If $(x,y,z) \in U$ then $x=2y-3z$. That can be expressed by $(x,y,z)=(2y-3z,y,z)=(2,1,0)y+(-3,0,1)z$
So $U=<(2,1,0),(-3,0,1)>$
Using Gram-Schmidt and the orthonormal form.
$w_1=\frac{1}{\sqrt{5}}(2,1,0)$
$w_2=\frac{5}{\sqrt{70}}(\frac{-3}{5}, \frac{6}{5},1)$
So $A=\begin{bmatrix} \frac{2}{\sqrt{5}} & -\frac{3}{\sqrt{70}}\\ \frac{1}{\sqrt{5}} & \frac{6}{\sqrt{70}}\\ 0 & \frac{5}{\sqrt{70}}\\ \end{bmatrix} $ And using this: $P=A(A^TA)^-A^T$ Then $P=\begin{bmatrix} \frac{13}{14} & \frac{1}{7} & -\frac{3}{14}\\ \frac{1}{7} & \frac{5}{7} & \frac{3}{7}\\ -\frac{3}{14} & \frac{3}{7} & \frac{5}{14}\\ \end{bmatrix} $
So $P_u=(\frac{6}{7}, \frac{9}{7},\frac{4}{7})$
Am i doing this right? I'm currently learning this in class.
The answer is correct and the method you used is sound, although I’d say that it’s overkill for this particular problem. If you were going to project a lot of vectors, then finding the projection matrix would be worthwhile, but you can compute the projection of a single vector with a lot less work.
First, if you’re going to compute the projection matrix via the formula $P=A(A^TA)^{-1}A^T$, then there’s no reason to go through the Gram-Schmidt process to compute an orthonormal basis for $U$. This formula works for any basis.
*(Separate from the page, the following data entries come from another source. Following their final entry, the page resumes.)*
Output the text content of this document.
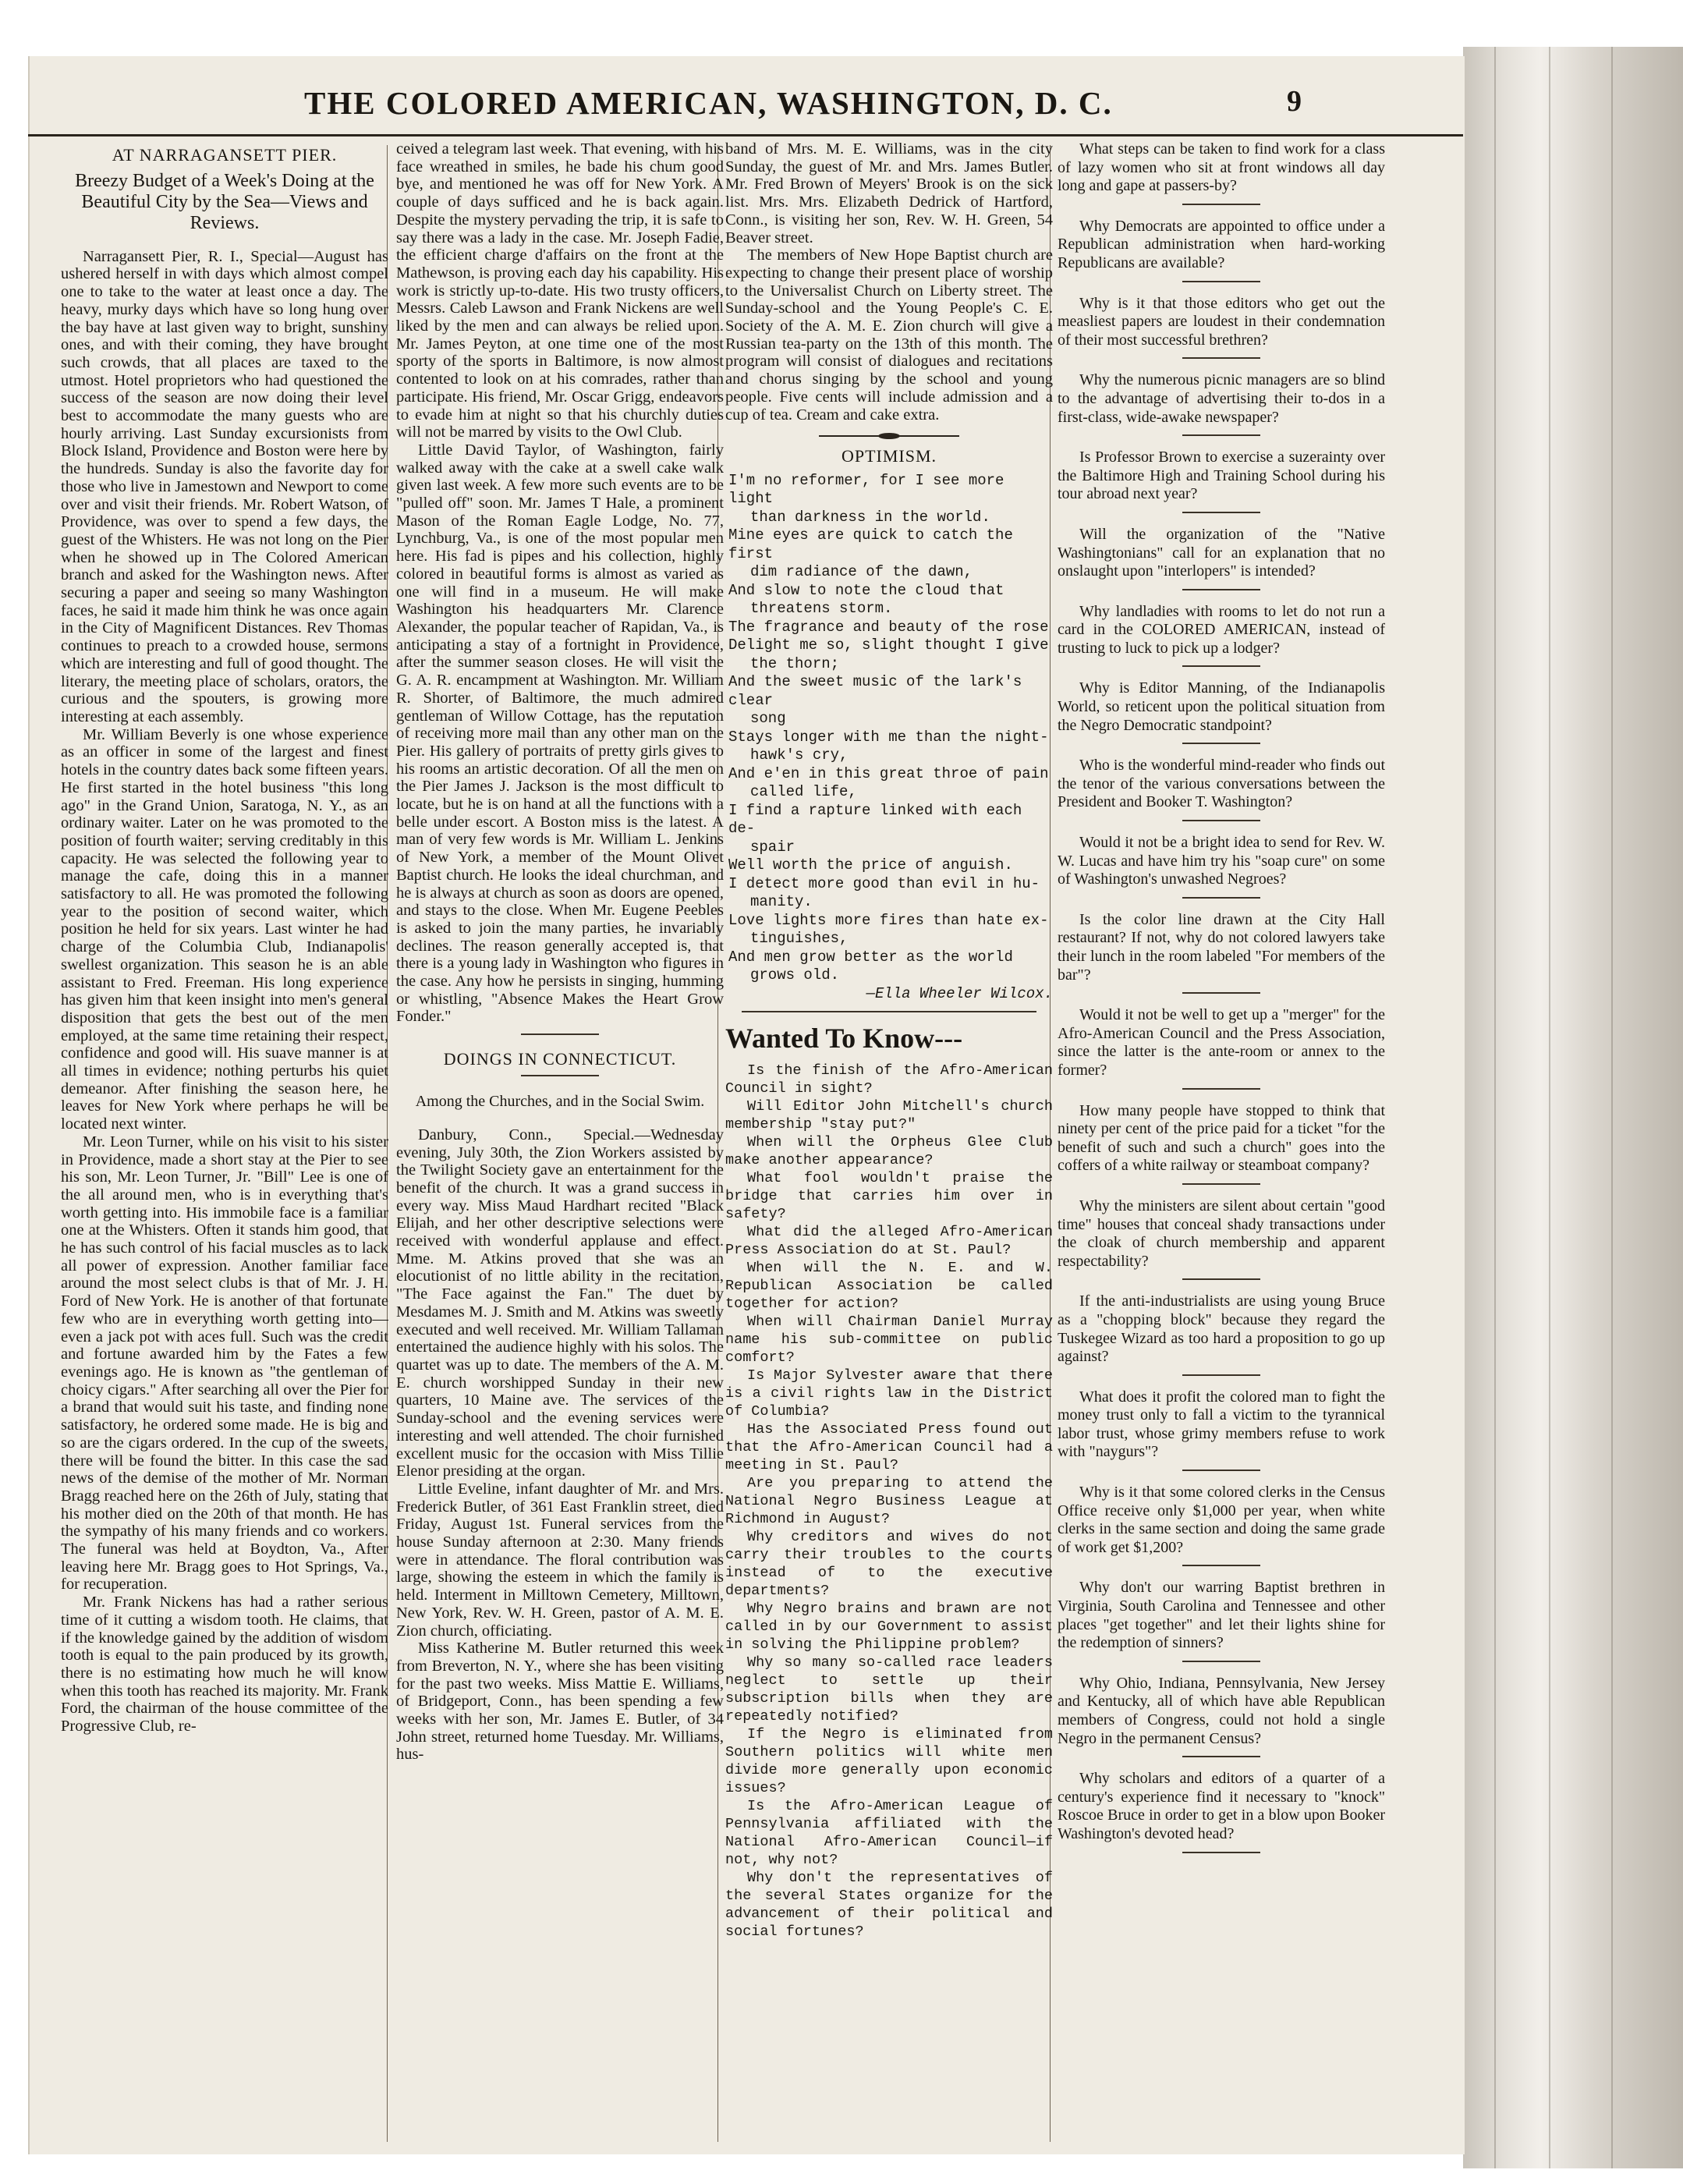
THE COLORED AMERICAN, WASHINGTON, D. C.	9
AT NARRAGANSETT PIER.
Breezy Budget of a Week's Doing at the Beautiful City by the Sea—Views and Reviews.

Narragansett Pier, R. I., Special—August has ushered herself in with days which almost compel one to take to the water at least once a day. The heavy, murky days which have so long hung over the bay have at last given way to bright, sunshiny ones, and with their coming, they have brought such crowds, that all places are taxed to the utmost. Hotel proprietors who had questioned the success of the season are now doing their level best to accommodate the many guests who are hourly arriving. Last Sunday excursionists from Block Island, Providence and Boston were here by the hundreds. Sunday is also the favorite day for those who live in Jamestown and Newport to come over and visit their friends. Mr. Robert Watson, of Providence, was over to spend a few days, the guest of the Whisters. He was not long on the Pier when he showed up in The Colored American branch and asked for the Washington news. After securing a paper and seeing so many Washington faces, he said it made him think he was once again in the City of Magnificent Distances. Rev Thomas continues to preach to a crowded house, sermons which are interesting and full of good thought. The literary, the meeting place of scholars, orators, the curious and the spouters, is growing more interesting at each assembly.

Mr. William Beverly is one whose experience as an officer in some of the largest and finest hotels in the country dates back some fifteen years. He first started in the hotel business "this long ago" in the Grand Union, Saratoga, N. Y., as an ordinary waiter. Later on he was promoted to the position of fourth waiter; serving creditably in this capacity. He was selected the following year to manage the cafe, doing this in a manner satisfactory to all. He was promoted the following year to the position of second waiter, which position he held for six years. Last winter he had charge of the Columbia Club, Indianapolis' swellest organization. This season he is an able assistant to Fred. Freeman. His long experience has given him that keen insight into men's general disposition that gets the best out of the men employed, at the same time retaining their respect, confidence and good will. His suave manner is at all times in evidence; nothing perturbs his quiet demeanor. After finishing the season here, he leaves for New York where perhaps he will be located next winter.

Mr. Leon Turner, while on his visit to his sister in Providence, made a short stay at the Pier to see his son, Mr. Leon Turner, Jr. "Bill" Lee is one of the all around men, who is in everything that's worth getting into. His immobile face is a familiar one at the Whisters. Often it stands him good, that he has such control of his facial muscles as to lack all power of expression. Another familiar face around the most select clubs is that of Mr. J. H. Ford of New York. He is another of that fortunate few who are in everything worth getting into—even a jack pot with aces full. Such was the credit and fortune awarded him by the Fates a few evenings ago. He is known as "the gentleman of choicy cigars." After searching all over the Pier for a brand that would suit his taste, and finding none satisfactory, he ordered some made. He is big and so are the cigars ordered. In the cup of the sweets, there will be found the bitter. In this case the sad news of the demise of the mother of Mr. Norman Bragg reached here on the 26th of July, stating that his mother died on the 20th of that month. He has the sympathy of his many friends and co workers. The funeral was held at Boydton, Va., After leaving here Mr. Bragg goes to Hot Springs, Va., for recuperation.

Mr. Frank Nickens has had a rather serious time of it cutting a wisdom tooth. He claims, that if the knowledge gained by the addition of wisdom tooth is equal to the pain produced by its growth, there is no estimating how much he will know when this tooth has reached its majority. Mr. Frank Ford, the chairman of the house committee of the Progressive Club, re-

ceived a telegram last week. That evening, with his face wreathed in smiles, he bade his chum good bye, and mentioned he was off for New York. A couple of days sufficed and he is back again. Despite the mystery pervading the trip, it is safe to say there was a lady in the case. Mr. Joseph Fadie, the efficient charge d'affairs on the front at the Mathewson, is proving each day his capability. His work is strictly up-to-date. His two trusty officers, Messrs. Caleb Lawson and Frank Nickens are well liked by the men and can always be relied upon. Mr. James Peyton, at one time one of the most sporty of the sports in Baltimore, is now almost contented to look on at his comrades, rather than participate. His friend, Mr. Oscar Grigg, endeavors to evade him at night so that his churchly duties will not be marred by visits to the Owl Club.

Little David Taylor, of Washington, fairly walked away with the cake at a swell cake walk given last week. A few more such events are to be "pulled off" soon. Mr. James T Hale, a prominent Mason of the Roman Eagle Lodge, No. 77, Lynchburg, Va., is one of the most popular men here. His fad is pipes and his collection, highly colored in beautiful forms is almost as varied as one will find in a museum. He will make Washington his headquarters Mr. Clarence Alexander, the popular teacher of Rapidan, Va., is anticipating a stay of a fortnight in Providence, after the summer season closes. He will visit the G. A. R. encampment at Washington. Mr. William R. Shorter, of Baltimore, the much admired gentleman of Willow Cottage, has the reputation of receiving more mail than any other man on the Pier. His gallery of portraits of pretty girls gives to his rooms an artistic decoration. Of all the men on the Pier James J. Jackson is the most difficult to locate, but he is on hand at all the functions with a belle under escort. A Boston miss is the latest. A man of very few words is Mr. William L. Jenkins of New York, a member of the Mount Olivet Baptist church. He looks the ideal churchman, and he is always at church as soon as doors are opened, and stays to the close. When Mr. Eugene Peebles is asked to join the many parties, he invariably declines. The reason generally accepted is, that there is a young lady in Washington who figures in the case. Any how he persists in singing, humming or whistling, "Absence Makes the Heart Grow Fonder."

DOINGS IN CONNECTICUT.
Among the Churches, and in the Social Swim.

Danbury, Conn., Special.—Wednesday evening, July 30th, the Zion Workers assisted by the Twilight Society gave an entertainment for the benefit of the church. It was a grand success in every way. Miss Maud Hardhart recited "Black Elijah, and her other descriptive selections were received with wonderful applause and effect. Mme. M. Atkins proved that she was an elocutionist of no little ability in the recitation, "The Face against the Fan." The duet by Mesdames M. J. Smith and M. Atkins was sweetly executed and well received. Mr. William Tallaman entertained the audience highly with his solos. The quartet was up to date. The members of the A. M. E. church worshipped Sunday in their new quarters, 10 Maine ave. The services of the Sunday-school and the evening services were interesting and well attended. The choir furnished excellent music for the occasion with Miss Tillie Elenor presiding at the organ.

Little Eveline, infant daughter of Mr. and Mrs. Frederick Butler, of 361 East Franklin street, died Friday, August 1st. Funeral services from the house Sunday afternoon at 2:30. Many friends were in attendance. The floral contribution was large, showing the esteem in which the family is held. Interment in Milltown Cemetery, Milltown, New York, Rev. W. H. Green, pastor of A. M. E. Zion church, officiating.

Miss Katherine M. Butler returned this week from Breverton, N. Y., where she has been visiting for the past two weeks. Miss Mattie E. Williams, of Bridgeport, Conn., has been spending a few weeks with her son, Mr. James E. Butler, of 34 John street, returned home Tuesday. Mr. Williams, hus-

band of Mrs. M. E. Williams, was in the city Sunday, the guest of Mr. and Mrs. James Butler. Mr. Fred Brown of Meyers' Brook is on the sick list. Mrs. Mrs. Elizabeth Dedrick of Hartford, Conn., is visiting her son, Rev. W. H. Green, 54 Beaver street.

The members of New Hope Baptist church are expecting to change their present place of worship to the Universalist Church on Liberty street. The Sunday-school and the Young People's C. E. Society of the A. M. E. Zion church will give a Russian tea-party on the 13th of this month. The program will consist of dialogues and recitations and chorus singing by the school and young people. Five cents will include admission and a cup of tea. Cream and cake extra.

OPTIMISM.
I'm no reformer, for I see more light
than darkness in the world.
Mine eyes are quick to catch the first
dim radiance of the dawn,
And slow to note the cloud that
threatens storm.
The fragrance and beauty of the rose
Delight me so, slight thought I give
the thorn;
And the sweet music of the lark's clear
song
Stays longer with me than the night-
hawk's cry,
And e'en in this great throe of pain
called life,
I find a rapture linked with each de-
spair
Well worth the price of anguish.
I detect more good than evil in hu-
manity.
Love lights more fires than hate ex-
tinguishes,
And men grow better as the world
grows old.
—Ella Wheeler Wilcox.
Wanted To Know---

Is the finish of the Afro-American Council in sight?

Will Editor John Mitchell's church membership "stay put?"

When will the Orpheus Glee Club make another appearance?

What fool wouldn't praise the bridge that carries him over in safety?

What did the alleged Afro-American Press Association do at St. Paul?

When will the N. E. and W. Republican Association be called together for action?

When will Chairman Daniel Murray name his sub-committee on public comfort?

Is Major Sylvester aware that there is a civil rights law in the District of Columbia?

Has the Associated Press found out that the Afro-American Council had a meeting in St. Paul?

Are you preparing to attend the National Negro Business League at Richmond in August?

Why creditors and wives do not carry their troubles to the courts instead of to the executive departments?

Why Negro brains and brawn are not called in by our Government to assist in solving the Philippine problem?

Why so many so-called race leaders neglect to settle up their subscription bills when they are repeatedly notified?

If the Negro is eliminated from Southern politics will white men divide more generally upon economic issues?

Is the Afro-American League of Pennsylvania affiliated with the National Afro-American Council—if not, why not?

Why don't the representatives of the several States organize for the advancement of their political and social fortunes?

What steps can be taken to find work for a class of lazy women who sit at front windows all day long and gape at passers-by?

Why Democrats are appointed to office under a Republican administration when hard-working Republicans are available?

Why is it that those editors who get out the measliest papers are loudest in their condemnation of their most successful brethren?

Why the numerous picnic managers are so blind to the advantage of advertising their to-dos in a first-class, wide-awake newspaper?

Is Professor Brown to exercise a suzerainty over the Baltimore High and Training School during his tour abroad next year?

Will the organization of the "Native Washingtonians" call for an explanation that no onslaught upon "interlopers" is intended?

Why landladies with rooms to let do not run a card in the COLORED AMERICAN, instead of trusting to luck to pick up a lodger?

Why is Editor Manning, of the Indianapolis World, so reticent upon the political situation from the Negro Democratic standpoint?

Who is the wonderful mind-reader who finds out the tenor of the various conversations between the President and Booker T. Washington?

Would it not be a bright idea to send for Rev. W. W. Lucas and have him try his "soap cure" on some of Washington's unwashed Negroes?

Is the color line drawn at the City Hall restaurant? If not, why do not colored lawyers take their lunch in the room labeled "For members of the bar"?

Would it not be well to get up a "merger" for the Afro-American Council and the Press Association, since the latter is the ante-room or annex to the former?

How many people have stopped to think that ninety per cent of the price paid for a ticket "for the benefit of such and such a church" goes into the coffers of a white railway or steamboat company?

Why the ministers are silent about certain "good time" houses that conceal shady transactions under the cloak of church membership and apparent respectability?

If the anti-industrialists are using young Bruce as a "chopping block" because they regard the Tuskegee Wizard as too hard a proposition to go up against?

What does it profit the colored man to fight the money trust only to fall a victim to the tyrannical labor trust, whose grimy members refuse to work with "naygurs"?

Why is it that some colored clerks in the Census Office receive only $1,000 per year, when white clerks in the same section and doing the same grade of work get $1,200?

Why don't our warring Baptist brethren in Virginia, South Carolina and Tennessee and other places "get together" and let their lights shine for the redemption of sinners?

Why Ohio, Indiana, Pennsylvania, New Jersey and Kentucky, all of which have able Republican members of Congress, could not hold a single Negro in the permanent Census?

Why scholars and editors of a quarter of a century's experience find it necessary to "knock" Roscoe Bruce in order to get in a blow upon Booker Washington's devoted head?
So, once you had your initial basis for $U$, you could’ve simply applied the formula to $A=\begin{bmatrix}2&1&0\\-3&0&1\end{bmatrix}^T$ instead.
On the other hand, once you’ve gotten an orthonormal basis for $U$, you can take advantage of the fact that the projection onto $U$ is the sum of the individual projections onto those basis vectors. So, setting $v=(1,1,1)^T$, compute ${w_1^Tv\over w_1^Tw_1}w_1+{w_2^Tv\over w_2^Tw_2}w_2$. If you need the matrix $P$ for some reason, then it is ${w_1w_1^T\over w_1^Tw_1}+{w_2w_2^T\over w_2^Tw_2}$, which is a lot easier to calculate than the expression in the previous paragraph. (Note the order of the multiplicands in the numerators: those aren’t inner products. They’re the outer products of a vector with itself, which is a $3\times3$ matrix.).
Since $U$ is two-dimensional, the easiest way by far to compute a projection onto $U$ is to compute the orthogonal rejection, which is the projection onto a vector orthogonal to $U$, and then subtract that from the original vector. In this case, we read from the defining equation of $U$ that $w=(1,-2,3)^T$ is orthogonal to $U$, so the projection of $v=(1,1,1)^T$ onto $U$ is $$v-{w^Tv\over w^Tw}w=(1,1,1)^T-\frac2{14}(1,-2,3)^T=\left(\frac67,\frac97,\frac47\right)^T,$$ just as you got.